I think the way the license is in it's current form actually protects stakeholders, because making it illegal to fork STEEM by writing so directly into the software license means that the social giants (Facebook for instance) can not simply fork and use the same underlying code without potential litigation.

That being said, I know @dan is a man of principles and I could see his argument for wanting to make the Steem block chain fully open source.

I just wish if this was the beef, that they could have compromised in some way to keep the leadership team of Steemit, Inc. together. I don't think this marks the end of the Steem experiment but certainly it is the end of an era.

It doesn't protect from Google or Facebook. If they want, they hire the best devs and write a similar or even better software in no time. They have 'endless' resources.

@robrigo Steemit loose that small advantages by alienating free minded users and devs. Loosing value by being way slower than with parallel chain development. Loosing users or raise tension by forcing the minority to accept the decisions of the majority (which could be a few big stake holder) without making available alternatives. This is vendor lock-in by a monopoly.

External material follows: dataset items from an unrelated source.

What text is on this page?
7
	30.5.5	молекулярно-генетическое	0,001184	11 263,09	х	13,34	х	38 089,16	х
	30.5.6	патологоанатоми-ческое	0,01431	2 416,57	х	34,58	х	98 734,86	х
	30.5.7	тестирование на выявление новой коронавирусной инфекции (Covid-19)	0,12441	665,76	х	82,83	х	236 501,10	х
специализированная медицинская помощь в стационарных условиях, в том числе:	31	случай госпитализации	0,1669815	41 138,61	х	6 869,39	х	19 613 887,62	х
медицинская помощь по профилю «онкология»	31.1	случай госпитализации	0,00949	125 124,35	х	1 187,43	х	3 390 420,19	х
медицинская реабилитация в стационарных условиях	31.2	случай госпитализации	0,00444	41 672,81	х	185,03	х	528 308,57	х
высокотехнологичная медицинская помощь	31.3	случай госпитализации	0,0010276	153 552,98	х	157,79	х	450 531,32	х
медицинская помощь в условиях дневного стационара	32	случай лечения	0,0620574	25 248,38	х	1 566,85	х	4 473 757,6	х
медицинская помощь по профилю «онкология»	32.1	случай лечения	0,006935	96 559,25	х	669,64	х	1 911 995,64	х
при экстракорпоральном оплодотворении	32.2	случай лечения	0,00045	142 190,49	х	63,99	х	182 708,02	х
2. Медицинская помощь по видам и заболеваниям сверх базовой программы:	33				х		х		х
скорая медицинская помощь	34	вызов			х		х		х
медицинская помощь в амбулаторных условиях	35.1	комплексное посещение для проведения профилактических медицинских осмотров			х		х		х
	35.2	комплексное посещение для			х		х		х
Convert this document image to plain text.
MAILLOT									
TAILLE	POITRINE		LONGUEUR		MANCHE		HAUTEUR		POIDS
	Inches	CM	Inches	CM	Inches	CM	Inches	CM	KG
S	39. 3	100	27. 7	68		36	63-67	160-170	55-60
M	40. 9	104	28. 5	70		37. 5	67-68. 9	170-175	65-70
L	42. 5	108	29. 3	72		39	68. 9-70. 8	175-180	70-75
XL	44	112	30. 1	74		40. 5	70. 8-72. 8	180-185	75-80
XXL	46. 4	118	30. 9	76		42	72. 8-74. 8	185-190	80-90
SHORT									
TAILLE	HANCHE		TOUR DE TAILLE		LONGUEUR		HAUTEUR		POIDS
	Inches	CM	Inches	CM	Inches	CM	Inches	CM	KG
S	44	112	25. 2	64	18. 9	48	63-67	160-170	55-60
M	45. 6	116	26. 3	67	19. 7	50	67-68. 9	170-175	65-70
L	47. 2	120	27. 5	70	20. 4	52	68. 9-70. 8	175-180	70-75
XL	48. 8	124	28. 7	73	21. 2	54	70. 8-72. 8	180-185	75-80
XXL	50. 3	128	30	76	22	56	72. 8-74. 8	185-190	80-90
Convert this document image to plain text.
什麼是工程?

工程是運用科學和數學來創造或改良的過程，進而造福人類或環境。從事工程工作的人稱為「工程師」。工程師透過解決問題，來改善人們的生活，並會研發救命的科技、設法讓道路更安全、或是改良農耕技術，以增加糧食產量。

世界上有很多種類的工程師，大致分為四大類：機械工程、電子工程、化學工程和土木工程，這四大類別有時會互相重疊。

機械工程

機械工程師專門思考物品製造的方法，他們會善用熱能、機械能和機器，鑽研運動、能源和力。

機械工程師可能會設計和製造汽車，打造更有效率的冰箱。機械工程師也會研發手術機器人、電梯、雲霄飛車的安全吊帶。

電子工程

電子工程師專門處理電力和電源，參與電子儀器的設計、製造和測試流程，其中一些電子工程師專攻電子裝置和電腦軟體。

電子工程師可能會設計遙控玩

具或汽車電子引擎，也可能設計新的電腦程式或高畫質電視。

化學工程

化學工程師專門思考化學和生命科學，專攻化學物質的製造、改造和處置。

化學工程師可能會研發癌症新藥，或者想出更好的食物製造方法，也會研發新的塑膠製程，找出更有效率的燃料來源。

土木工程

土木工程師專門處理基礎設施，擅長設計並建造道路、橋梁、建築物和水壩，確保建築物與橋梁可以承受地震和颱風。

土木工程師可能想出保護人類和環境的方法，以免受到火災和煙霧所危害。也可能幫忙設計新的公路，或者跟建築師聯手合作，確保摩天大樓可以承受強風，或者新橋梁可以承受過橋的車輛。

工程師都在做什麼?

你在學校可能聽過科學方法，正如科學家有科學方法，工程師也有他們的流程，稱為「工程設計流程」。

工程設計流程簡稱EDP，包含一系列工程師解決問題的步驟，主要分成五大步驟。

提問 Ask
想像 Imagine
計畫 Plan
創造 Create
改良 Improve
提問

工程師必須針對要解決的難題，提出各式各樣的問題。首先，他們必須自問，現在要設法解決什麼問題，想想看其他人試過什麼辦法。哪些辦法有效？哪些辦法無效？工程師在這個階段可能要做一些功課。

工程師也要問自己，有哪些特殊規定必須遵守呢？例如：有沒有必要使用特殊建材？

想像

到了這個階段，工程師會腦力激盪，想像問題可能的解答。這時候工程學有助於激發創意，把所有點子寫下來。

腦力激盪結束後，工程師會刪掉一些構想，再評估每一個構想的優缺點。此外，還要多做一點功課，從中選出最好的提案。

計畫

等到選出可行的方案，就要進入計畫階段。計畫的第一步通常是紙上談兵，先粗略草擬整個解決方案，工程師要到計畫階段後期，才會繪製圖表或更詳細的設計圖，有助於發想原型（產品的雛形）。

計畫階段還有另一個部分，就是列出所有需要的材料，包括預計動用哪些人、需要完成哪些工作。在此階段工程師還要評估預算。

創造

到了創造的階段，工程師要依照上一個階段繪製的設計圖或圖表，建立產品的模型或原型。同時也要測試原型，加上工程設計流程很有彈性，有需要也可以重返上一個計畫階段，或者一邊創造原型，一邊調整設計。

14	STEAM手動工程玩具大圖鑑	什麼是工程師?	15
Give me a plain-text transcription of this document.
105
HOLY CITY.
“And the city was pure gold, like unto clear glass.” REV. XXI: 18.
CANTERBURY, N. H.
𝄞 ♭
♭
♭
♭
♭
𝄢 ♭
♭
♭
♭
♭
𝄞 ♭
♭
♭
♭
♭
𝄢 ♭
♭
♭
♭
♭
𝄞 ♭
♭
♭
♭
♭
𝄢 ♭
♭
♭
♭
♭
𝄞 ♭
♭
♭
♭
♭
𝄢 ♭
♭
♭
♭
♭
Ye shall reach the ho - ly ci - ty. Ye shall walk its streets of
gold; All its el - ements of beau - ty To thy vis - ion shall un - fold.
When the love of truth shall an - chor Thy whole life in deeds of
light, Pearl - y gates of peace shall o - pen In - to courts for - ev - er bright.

the problem is... that witnesses (chosen by community) cannot chose to run hardfork not approved by Steemit Inc. So if someone would came up with an idea, which will be great for Steem community, but bad for Steemit Inc., then those changes would never be implemented.

@tibonova I don't disagree they can start from scratch and compete, certainly. It's not a panacea but it gives the Steem network a small advantage vs. their endless resources.